Des études récentes confirment la montée irréversible des eaux et la menace pèserait particulièrement sur les collectivités côtières en Amérique du Nord. Des solutions nouvelles seront requises pour les protéger.
L’étude la plus récente a été dévoilée le 14 février dernier par la National Oceanic and Atmospheric Administration (NOAA), qui relève du Département américain du Commerce. Le rapport, rédigé avec la collaboration de plusieurs autres agences fédérales, met à jour des données publiées en 2017.
On confirme que d’ici 2050, le niveau de la mer augmentera autant que cela a été le cas pour la période 1920-2020. Cette élévation de 25 à 30 cm du niveau de la mer (10 à 12 pouces) entraînerait l’inondation permanente de bon nombre de collectivités côtières aux États-Unis, selon la NOAA.
En 2050, des marées hautes susceptibles de créer des débordements en zone habitée pourraient frapper jusqu’à 10 fois par année. Des inondations majeures, qui pour l’instant ont 4 % de chance de survenir durant une année donnée, pourraient se produire deux fois par décennie.
Autrefois, seules les tempêtes majeures causaient des inondations importantes dans les zones côtières.
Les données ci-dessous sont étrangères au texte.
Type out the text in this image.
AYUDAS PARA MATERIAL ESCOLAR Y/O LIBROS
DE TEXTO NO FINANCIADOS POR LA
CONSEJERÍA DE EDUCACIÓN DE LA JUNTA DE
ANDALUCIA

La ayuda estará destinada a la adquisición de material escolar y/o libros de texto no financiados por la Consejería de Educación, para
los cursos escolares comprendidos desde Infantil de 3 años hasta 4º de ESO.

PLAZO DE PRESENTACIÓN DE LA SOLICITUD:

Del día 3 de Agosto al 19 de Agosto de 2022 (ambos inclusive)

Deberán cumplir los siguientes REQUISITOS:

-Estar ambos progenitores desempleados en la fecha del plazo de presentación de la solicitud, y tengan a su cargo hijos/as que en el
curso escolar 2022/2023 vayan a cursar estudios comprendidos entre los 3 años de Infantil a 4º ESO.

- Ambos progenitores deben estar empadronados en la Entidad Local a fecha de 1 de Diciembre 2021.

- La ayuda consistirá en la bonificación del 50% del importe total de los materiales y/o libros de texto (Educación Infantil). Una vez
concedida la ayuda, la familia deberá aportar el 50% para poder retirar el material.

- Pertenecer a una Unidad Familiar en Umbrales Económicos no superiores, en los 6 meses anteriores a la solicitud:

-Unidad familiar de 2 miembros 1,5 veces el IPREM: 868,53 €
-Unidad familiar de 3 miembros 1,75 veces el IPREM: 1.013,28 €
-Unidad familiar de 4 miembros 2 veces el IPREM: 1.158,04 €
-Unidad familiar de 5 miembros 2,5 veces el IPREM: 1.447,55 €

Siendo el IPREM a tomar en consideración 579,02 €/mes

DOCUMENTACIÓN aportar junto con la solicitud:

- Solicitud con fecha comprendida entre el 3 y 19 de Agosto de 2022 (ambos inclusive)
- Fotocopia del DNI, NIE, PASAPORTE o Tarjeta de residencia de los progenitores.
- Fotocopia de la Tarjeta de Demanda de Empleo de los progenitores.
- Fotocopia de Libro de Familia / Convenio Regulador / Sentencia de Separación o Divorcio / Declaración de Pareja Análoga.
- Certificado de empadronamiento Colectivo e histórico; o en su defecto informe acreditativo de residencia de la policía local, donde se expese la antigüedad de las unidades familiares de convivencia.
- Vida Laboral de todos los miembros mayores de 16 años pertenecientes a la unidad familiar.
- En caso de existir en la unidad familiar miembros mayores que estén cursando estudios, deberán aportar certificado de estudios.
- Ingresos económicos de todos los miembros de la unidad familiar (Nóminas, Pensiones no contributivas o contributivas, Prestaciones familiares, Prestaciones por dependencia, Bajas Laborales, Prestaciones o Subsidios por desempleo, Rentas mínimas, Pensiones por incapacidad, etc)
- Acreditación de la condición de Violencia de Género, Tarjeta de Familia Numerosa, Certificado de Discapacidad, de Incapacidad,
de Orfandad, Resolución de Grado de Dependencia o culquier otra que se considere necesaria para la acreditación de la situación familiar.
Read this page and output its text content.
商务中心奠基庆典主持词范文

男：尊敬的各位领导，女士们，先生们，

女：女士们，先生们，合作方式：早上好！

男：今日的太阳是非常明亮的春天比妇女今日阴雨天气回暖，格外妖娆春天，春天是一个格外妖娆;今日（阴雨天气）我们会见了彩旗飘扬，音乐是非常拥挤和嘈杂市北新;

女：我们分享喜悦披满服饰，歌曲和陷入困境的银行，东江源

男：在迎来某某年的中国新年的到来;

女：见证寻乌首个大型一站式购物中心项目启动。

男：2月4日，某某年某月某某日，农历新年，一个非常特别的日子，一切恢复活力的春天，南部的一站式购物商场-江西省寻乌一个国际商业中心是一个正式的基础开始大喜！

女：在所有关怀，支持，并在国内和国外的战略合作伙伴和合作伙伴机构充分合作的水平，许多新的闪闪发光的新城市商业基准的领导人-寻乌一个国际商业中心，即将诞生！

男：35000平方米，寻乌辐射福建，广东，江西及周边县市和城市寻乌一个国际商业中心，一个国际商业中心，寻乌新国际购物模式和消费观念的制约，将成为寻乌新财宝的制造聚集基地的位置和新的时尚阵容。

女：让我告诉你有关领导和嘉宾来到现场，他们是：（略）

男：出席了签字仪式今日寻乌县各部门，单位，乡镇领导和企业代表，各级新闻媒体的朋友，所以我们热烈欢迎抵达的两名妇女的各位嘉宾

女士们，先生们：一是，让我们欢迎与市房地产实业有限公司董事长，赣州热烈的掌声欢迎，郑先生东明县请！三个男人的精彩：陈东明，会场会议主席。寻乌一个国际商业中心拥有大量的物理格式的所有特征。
En 2050, de tels sinistres surviendront même lors de tempêtes modérées ou des marées hautes, en raison du niveau de la mer.
Outre l’impact de ces inondations sur les collectivités, le rapport note aussi les dangers causés aux nappes aquifères qui fournissent l’eau potable, ce qui créera un problème supplémentaire pour l’irrigation des terres agricoles.
Cette élévation de 25 à 30 cm du niveau de la mer dans la zone côtière contiguë (CONUS) est une moyenne à l’échelle nationale des États-Unis, mais comporte de grandes variations régionales.
Le niveau de la mer pourrait grimper encore un peu plus dans le golfe du Mexique (10-15 cm de plus) et sur la côte est (0-5 cm) comparativement à la CONUS.
Sur la côte ouest bordant le Pacifique, le niveau de la mer augmentera aussi, mais en moyenne de 10 à 15 cm de moins que la CONUS. Dans les régions d’Hawaï et de la mer des Caraïbes, l’élévation supplémentaire serait inférieure de 5-10 cm à la moyenne nationale.
La NOAA précise que même si l’on réussit à limiter les émissions de gaz à effet de serre (GES) et à limiter le réchauffement moyen du climat à 2 °C comparativement à l’ère préindustrielle, l’impact sur le niveau de la mer restera le même. Le réchauffement observé atteint déjà 1 °C.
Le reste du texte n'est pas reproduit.